The Pacific nation of Palau detained a Chinese ship and its crew after they were found allegedly poaching sea cucumbers from protected waters in the Paluan archipelago.
According to the Paluan authorities from the Department of Marine Law and Enforcement, the main vessel, six smaller boats, and its 28 person crew were intercepted at Helen Reef and escorted back to the main island of Koror.
Victor Remengesau, who heads up the department of marine law and enforcement, told The Guardian that the vessel had an estimated 225 kg of sea cucumber on board.
Sea cucumber is a delicacy in Asian markets where it is known as Beche-de-Mer and can reach prices of $3,950 (US$3,000) per kilo.
Palau has not yet decided if they will charge the crew, with Remengesau saying that the government is still discussing the issue.
“We don’t want them any longer than necessary in Palau,” Remengesau said. “It’s unlawful entry. We may care about COVID and the spread of COVID, but we can’t just let people do whatever they want, and disguise illegal activity.”
The waters that surround the Paluan Archipeligo were turned into a protected marine park on Jan. 1. The marine sanctuary covers 80 percent of Palau’s national waters and all extractive activities such as fishing and mining are prohibited.
Palau monitors the park with an Australian-supplied Guardian-class patrol boat, the PSS President HI Remeliik II, which was delivered to Palau in September.
A spokesperson for the Chinese Communist Party (CCP) Ministry of Foreign Affairs, Wang Wenbin, said on Dec. 15 that the Chinese regime was aware of the situation and that it asks overseas Chinese citizens and companies to comply with the laws of other nations.
However, this is not the first time Chinese fishing fleets have invaded protected territorial waters. Ecuador singled out a 30o strong flotilla of Chinese fishing vessels in August for overfishing the waters next to the protected Galapagos Islands.
Palau and China have a tenuous diplomatic relationship after the CCP banned Chinese tour operators from selling packages to travel to the island nation in 2017 when Palau reportedly refused to drop its diplomatic ties to Taiwan.
There are only four Pacific nations that continue to have diplomatic ties with Taiwan. The Chinese regime believes Taiwan to be a renegade province that should be under Beijing’s control.
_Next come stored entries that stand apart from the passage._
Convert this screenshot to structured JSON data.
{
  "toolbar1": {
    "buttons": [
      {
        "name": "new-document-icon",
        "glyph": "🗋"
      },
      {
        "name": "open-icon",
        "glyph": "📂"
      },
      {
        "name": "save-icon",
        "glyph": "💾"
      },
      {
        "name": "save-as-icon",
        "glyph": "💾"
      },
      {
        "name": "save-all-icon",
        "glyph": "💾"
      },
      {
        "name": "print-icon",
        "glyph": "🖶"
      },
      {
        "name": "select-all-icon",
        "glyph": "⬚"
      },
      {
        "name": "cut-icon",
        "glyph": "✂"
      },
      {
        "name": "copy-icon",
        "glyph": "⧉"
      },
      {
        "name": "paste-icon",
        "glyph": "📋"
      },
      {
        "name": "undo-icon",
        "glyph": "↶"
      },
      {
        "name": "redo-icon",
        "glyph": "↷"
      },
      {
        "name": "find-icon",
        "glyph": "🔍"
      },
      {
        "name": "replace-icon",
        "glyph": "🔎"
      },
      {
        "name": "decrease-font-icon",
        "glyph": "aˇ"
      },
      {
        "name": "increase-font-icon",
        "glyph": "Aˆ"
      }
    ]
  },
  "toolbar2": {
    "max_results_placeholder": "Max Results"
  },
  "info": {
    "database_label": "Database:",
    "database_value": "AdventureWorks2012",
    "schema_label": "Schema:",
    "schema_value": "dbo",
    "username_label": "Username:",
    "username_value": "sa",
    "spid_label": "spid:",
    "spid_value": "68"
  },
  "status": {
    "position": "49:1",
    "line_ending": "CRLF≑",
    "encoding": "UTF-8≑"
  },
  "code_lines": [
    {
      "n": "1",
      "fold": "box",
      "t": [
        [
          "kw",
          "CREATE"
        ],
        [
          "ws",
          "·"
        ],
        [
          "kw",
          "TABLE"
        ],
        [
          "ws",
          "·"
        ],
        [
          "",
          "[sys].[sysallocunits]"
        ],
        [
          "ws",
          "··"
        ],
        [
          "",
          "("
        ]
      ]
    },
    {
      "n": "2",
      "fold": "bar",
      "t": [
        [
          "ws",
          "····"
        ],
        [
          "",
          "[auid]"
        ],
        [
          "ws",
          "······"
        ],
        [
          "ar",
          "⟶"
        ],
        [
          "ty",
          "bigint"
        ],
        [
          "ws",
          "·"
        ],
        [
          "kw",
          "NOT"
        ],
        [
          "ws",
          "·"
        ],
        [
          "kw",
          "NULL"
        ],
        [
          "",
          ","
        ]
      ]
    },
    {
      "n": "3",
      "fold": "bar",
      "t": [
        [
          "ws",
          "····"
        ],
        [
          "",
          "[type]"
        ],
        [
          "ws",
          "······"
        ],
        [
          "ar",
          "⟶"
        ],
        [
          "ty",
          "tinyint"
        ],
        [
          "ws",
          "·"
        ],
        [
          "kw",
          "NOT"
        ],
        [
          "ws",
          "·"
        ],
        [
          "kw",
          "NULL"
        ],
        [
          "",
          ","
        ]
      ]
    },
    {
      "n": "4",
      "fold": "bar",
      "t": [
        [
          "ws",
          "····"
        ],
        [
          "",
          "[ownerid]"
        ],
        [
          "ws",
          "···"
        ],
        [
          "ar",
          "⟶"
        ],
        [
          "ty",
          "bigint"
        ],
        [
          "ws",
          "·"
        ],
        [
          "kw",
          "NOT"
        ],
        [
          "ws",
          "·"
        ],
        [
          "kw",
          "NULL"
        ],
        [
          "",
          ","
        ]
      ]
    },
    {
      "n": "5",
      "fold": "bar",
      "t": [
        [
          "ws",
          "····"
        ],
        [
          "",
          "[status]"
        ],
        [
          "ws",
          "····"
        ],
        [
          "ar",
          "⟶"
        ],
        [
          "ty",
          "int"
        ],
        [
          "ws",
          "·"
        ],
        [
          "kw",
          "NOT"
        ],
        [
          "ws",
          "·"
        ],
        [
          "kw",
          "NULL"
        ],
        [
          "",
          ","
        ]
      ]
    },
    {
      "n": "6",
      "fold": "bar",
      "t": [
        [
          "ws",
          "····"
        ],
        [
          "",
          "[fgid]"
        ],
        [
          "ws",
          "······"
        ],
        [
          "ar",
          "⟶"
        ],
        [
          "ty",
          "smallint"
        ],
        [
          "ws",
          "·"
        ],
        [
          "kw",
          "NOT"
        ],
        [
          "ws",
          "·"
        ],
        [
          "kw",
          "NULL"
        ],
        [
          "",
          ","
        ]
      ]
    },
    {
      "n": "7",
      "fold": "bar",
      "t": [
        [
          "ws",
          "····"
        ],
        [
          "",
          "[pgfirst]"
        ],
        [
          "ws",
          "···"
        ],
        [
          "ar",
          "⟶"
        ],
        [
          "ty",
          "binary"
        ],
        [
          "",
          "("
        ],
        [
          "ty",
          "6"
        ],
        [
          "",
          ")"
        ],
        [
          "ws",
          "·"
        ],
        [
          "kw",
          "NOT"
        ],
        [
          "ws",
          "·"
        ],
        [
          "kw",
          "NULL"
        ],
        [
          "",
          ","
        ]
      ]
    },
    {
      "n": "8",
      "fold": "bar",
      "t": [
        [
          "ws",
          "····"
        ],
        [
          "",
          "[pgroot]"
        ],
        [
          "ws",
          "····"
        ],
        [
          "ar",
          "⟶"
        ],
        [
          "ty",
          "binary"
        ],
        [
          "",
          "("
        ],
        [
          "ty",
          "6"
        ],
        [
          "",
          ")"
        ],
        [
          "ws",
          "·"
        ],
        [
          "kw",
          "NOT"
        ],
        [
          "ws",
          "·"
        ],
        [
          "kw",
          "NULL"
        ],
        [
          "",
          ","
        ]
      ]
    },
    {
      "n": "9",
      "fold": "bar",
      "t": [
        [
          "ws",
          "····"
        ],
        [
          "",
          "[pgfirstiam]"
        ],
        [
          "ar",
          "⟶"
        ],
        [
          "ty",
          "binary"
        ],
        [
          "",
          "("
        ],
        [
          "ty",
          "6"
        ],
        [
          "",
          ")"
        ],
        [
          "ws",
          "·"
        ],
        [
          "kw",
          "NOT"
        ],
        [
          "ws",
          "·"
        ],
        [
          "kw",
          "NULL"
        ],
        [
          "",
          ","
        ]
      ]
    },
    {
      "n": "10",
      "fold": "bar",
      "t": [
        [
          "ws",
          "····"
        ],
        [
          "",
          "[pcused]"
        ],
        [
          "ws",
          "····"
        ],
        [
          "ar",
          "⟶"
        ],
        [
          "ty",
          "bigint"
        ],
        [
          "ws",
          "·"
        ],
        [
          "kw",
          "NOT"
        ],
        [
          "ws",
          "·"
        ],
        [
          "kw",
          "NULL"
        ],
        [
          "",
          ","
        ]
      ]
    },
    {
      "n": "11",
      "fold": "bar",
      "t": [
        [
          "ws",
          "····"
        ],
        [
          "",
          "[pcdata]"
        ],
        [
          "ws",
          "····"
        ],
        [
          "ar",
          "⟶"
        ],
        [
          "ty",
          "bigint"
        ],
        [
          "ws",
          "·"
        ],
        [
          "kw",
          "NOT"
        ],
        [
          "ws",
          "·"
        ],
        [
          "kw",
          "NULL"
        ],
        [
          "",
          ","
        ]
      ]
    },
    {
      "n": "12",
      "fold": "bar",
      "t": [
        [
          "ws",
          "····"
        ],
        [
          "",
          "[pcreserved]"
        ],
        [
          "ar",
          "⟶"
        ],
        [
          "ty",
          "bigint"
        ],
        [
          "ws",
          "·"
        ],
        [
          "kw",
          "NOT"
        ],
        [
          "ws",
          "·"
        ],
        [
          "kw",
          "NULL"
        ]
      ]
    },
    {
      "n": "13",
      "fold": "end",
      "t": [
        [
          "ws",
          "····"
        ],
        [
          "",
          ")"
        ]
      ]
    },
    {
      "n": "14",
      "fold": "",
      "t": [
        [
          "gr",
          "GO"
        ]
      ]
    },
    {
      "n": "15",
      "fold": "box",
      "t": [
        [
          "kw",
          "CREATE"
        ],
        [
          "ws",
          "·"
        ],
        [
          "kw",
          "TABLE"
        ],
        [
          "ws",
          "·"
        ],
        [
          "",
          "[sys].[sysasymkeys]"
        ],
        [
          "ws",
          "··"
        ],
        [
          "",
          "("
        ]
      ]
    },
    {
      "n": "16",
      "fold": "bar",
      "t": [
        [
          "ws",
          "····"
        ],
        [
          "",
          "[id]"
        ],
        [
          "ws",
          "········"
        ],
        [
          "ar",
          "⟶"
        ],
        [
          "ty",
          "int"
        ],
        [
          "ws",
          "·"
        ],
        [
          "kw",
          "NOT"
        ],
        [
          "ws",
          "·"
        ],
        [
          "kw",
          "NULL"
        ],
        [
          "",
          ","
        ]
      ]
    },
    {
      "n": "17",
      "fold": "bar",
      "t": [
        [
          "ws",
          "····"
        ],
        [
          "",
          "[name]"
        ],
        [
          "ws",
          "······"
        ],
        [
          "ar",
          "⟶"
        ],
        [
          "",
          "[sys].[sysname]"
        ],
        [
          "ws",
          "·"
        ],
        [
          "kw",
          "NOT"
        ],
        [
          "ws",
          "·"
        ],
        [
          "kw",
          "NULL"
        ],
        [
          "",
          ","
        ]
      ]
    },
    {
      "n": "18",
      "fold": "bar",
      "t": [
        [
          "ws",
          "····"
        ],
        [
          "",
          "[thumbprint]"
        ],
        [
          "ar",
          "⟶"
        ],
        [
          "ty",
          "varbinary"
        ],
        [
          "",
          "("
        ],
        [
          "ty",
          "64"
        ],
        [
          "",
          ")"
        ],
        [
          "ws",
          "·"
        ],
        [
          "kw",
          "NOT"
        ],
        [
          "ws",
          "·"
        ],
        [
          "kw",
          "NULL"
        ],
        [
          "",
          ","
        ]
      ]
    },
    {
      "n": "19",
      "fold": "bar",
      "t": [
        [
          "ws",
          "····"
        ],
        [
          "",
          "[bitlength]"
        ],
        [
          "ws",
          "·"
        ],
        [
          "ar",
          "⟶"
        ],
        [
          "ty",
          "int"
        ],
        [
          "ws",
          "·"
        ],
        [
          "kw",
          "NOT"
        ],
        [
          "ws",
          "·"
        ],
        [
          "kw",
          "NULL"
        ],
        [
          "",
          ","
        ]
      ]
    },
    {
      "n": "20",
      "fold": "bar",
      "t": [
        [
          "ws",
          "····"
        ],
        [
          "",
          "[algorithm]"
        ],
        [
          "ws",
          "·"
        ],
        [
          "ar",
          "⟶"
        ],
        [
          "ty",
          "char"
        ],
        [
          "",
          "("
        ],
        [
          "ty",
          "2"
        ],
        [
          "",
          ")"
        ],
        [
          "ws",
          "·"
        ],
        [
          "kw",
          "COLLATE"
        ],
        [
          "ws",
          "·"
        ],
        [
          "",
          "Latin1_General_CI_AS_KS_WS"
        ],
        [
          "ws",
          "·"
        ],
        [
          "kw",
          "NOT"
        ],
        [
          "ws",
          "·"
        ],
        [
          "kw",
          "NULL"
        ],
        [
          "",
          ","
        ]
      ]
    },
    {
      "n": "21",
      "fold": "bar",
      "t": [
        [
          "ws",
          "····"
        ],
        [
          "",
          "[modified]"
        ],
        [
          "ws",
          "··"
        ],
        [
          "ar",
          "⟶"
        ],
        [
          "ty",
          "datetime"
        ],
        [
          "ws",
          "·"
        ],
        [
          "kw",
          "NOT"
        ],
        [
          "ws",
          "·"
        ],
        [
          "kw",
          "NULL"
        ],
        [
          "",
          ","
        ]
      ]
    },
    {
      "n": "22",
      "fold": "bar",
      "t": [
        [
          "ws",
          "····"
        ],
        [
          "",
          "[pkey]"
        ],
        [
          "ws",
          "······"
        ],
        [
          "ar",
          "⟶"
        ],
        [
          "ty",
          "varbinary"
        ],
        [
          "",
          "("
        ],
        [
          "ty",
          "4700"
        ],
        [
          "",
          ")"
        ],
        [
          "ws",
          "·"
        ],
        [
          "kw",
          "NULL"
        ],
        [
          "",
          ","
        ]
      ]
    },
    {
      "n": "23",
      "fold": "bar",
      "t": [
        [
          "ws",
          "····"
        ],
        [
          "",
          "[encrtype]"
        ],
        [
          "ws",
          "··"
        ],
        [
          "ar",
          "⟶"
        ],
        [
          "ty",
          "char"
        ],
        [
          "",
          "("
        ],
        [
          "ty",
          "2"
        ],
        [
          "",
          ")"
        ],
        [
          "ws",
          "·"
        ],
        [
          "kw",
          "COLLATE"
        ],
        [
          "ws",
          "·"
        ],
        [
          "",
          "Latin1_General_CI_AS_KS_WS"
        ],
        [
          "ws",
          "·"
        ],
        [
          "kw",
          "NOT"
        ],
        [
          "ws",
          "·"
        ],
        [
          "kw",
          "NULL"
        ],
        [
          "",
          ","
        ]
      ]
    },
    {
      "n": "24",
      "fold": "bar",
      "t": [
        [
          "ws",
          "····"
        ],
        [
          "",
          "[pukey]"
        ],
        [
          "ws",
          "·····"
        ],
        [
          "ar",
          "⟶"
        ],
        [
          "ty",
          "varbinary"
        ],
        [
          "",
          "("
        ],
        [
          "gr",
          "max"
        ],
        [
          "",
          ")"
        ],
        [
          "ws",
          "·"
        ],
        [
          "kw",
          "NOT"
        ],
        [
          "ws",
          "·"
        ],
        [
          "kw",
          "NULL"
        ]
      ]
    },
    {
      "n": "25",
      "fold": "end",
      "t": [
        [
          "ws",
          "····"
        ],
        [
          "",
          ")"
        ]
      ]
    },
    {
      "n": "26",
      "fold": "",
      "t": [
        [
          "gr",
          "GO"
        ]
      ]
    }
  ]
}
Palau is also a close ally of the United States, with the Palauan President Tommy Remengesau Jr. offering the United States land for ports, bases, and airfields during a visit by U.S. Secretary of Defence Mark Esper in September 2019.
U.S. Pacific General Kenneth Wilsbach welcomed the request, reportedly saying that the air force was “absolutely looking forward” to expanding the United States’ military presence in Palau.